Culture
Marguerite Duras, finalement féministe
Les acteurs Jane March et Tony Leung lors du tournage du film "L'Amant", adapté du roman éponyme de M. Duras, de Jean-Jacques Annaud au Vietnam en 1991
Marguerite Duras ne se sentait "pas féministe du tout", et pourtant, 25 ans après sa mort, l'écrivaine française passe finalement comme telle, à force d'avoir pourfendu dans son œuvre le machisme de son siècle.
"Une féministe c'est à fuir. Ce n'est pas le bon moyen si l'on veut changer les choses (...) Je ne suis pas féministe du tout", clamait-elle lors d'une émission sur la radio publique France Inter en 1987.
La romancière Marguerite Duras sur le plateau de l'émission "Apostrophes" à Paris le 28 septembre 1984
Se sent-elle décalée face à un féminisme plus radical apparu au début des années 1970, aux slogans choc, dans lequel elle ne se reconnaît pas ? Refuse-t-elle cette étiquette, comme toutes les autres qu'on a voulu lui coller ? Le terme, en tout cas, lui déplaît, même si elle a signé en 1971 le "manifeste des 343 salopes" pour le droit à l'avortement.

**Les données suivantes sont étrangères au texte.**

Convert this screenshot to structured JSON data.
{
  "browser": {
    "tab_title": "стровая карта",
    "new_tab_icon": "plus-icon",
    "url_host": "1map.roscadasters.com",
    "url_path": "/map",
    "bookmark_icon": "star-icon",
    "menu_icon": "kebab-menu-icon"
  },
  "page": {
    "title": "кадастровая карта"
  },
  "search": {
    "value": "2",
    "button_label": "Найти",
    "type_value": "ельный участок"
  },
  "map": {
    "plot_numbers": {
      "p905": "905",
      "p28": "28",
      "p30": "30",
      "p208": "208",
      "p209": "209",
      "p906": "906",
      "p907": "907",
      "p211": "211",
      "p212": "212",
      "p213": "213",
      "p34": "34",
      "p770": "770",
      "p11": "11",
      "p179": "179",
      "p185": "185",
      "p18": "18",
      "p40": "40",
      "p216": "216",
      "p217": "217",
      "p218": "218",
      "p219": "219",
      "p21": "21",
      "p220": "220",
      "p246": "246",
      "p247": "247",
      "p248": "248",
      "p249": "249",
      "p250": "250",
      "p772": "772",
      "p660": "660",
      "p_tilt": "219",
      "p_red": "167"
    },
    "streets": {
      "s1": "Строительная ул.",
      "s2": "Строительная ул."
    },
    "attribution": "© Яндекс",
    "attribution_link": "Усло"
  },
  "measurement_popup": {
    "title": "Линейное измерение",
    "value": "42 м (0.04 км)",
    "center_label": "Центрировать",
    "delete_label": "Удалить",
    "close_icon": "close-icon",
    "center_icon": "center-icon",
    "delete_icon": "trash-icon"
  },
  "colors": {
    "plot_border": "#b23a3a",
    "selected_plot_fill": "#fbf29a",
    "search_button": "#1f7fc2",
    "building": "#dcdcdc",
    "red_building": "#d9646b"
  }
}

"Il me semble que non, l'engagement féministe n'a pas été déterminant pour elle", estime Aurore Turbiau, doctorante en lettres qui fait ses recherches sur les écrivains féministes. En revanche, "il a éclairé sous un nouveau jour une partie de son œuvre".
Dans ses fictions, la romancière, qui s'est éteinte le 3 mars 1996 à l'âge de 81 ans, a subtilement défendu la cause féminine à des époques où elle était méprisée ou absente du débat, y compris littéraire.
"Esprit d'indépendance"
Des photos de Marguerite Duras dans la maison de sa jeunesse à Sadec (Vietnam) le 10 juillet 2010
La domination masculine, Marguerite Duras l'avait éprouvée très jeune, en voyant sa mère, veuve, marginalisée en Indochine française par des fonctionnaires coloniaux (hommes) qui lui avaient sciemment vendu des terres infertiles, et son grand frère exhiber une misogynie brutale, comme elle le raconte dans "Un barrage contre le Pacifique" en 1950.
Après cette jeunesse indochinoise qui la marque fortement, "son esprit d'indépendance se voit puisqu'elle fait des études de science politique, ce qui à l'époque est rare pour une femme", souligne Olivier Ammour-Mayeur, de l'université ICU à Tokyo.
Puis il se manifeste dans la littérature. "La plupart des textes de Duras peuvent passer pour féministes, pour la simple et bonne raison que les figures centrales sont des femmes, et pas des faire-valoir, mais toujours des personnages qui n'entrent pas dans les codes de ce que devrait être une femme selon la morale de l'époque", ajoute ce professeur de littérature française.
Ainsi Lola Valérie Stein, dans "Le Ravissement de Lol V. Stein" (1964), héroïne insaisissable, est racontée par un homme, dans une logique inverse à celle de très nombreux romans du XXe siècle, où c'est le héros qui cultive le mystère face à des personnages féminins souvent stéréotypés.
Quatre à zéro
"Les personnages féminins de Duras ont un désir de subversion, une quête d'absolu qui peut passer par la marginalité, la violence, la prostitution", relève Chloé Chouen-Ollier, professeur de lettres dans le secondaire dont la thèse de doctorat portait sur Duras.
"Duras féministe peut-être? Encore faut-il définir de quel féminisme on parle, et se demander si aujourd'hui certains de ses textes pourraient paraître, comme +L'Homme assis dans le couloir+ ou même +L'Amant+", ajoute-t-elle.
Le premier, roman très court paru en 1980, raconte une relation sexuelle violente. Le second, prix Goncourt 1984, les amours entre une adolescente de 15 ans et un homme de 27 ans.
Même dans le scandale suscité en 1985 en France par son article intitulé "Sublime, forcément sublime Christine V." et évoquant la mère d'un enfant, le petit Grégory, dont le meurtre n'a pas été élucidé, elle ne dévie pas de ses convictions.
"Les gens ont pensé qu'elle se prononçait sur la culpabilité de Christine Villemin. Ce n'est pas du tout ce qu'elle écrit. Son propos est que si Christine Villemin est coupable, elle a raison de tuer cet enfant, au nom de toutes les femmes écrasées par le patriarcat", commente Jean Cleder, maître de conférences à l'université de Rennes 2.
"Il y avait bien des hommes pour se moquer de son écriture dans les années 50. Où sont-ils aujourd’hui ? C'est elle qui s'est imposée : elle a quatre volumes dans la Pléiade, et eux tous ensemble, zéro", conclut-il.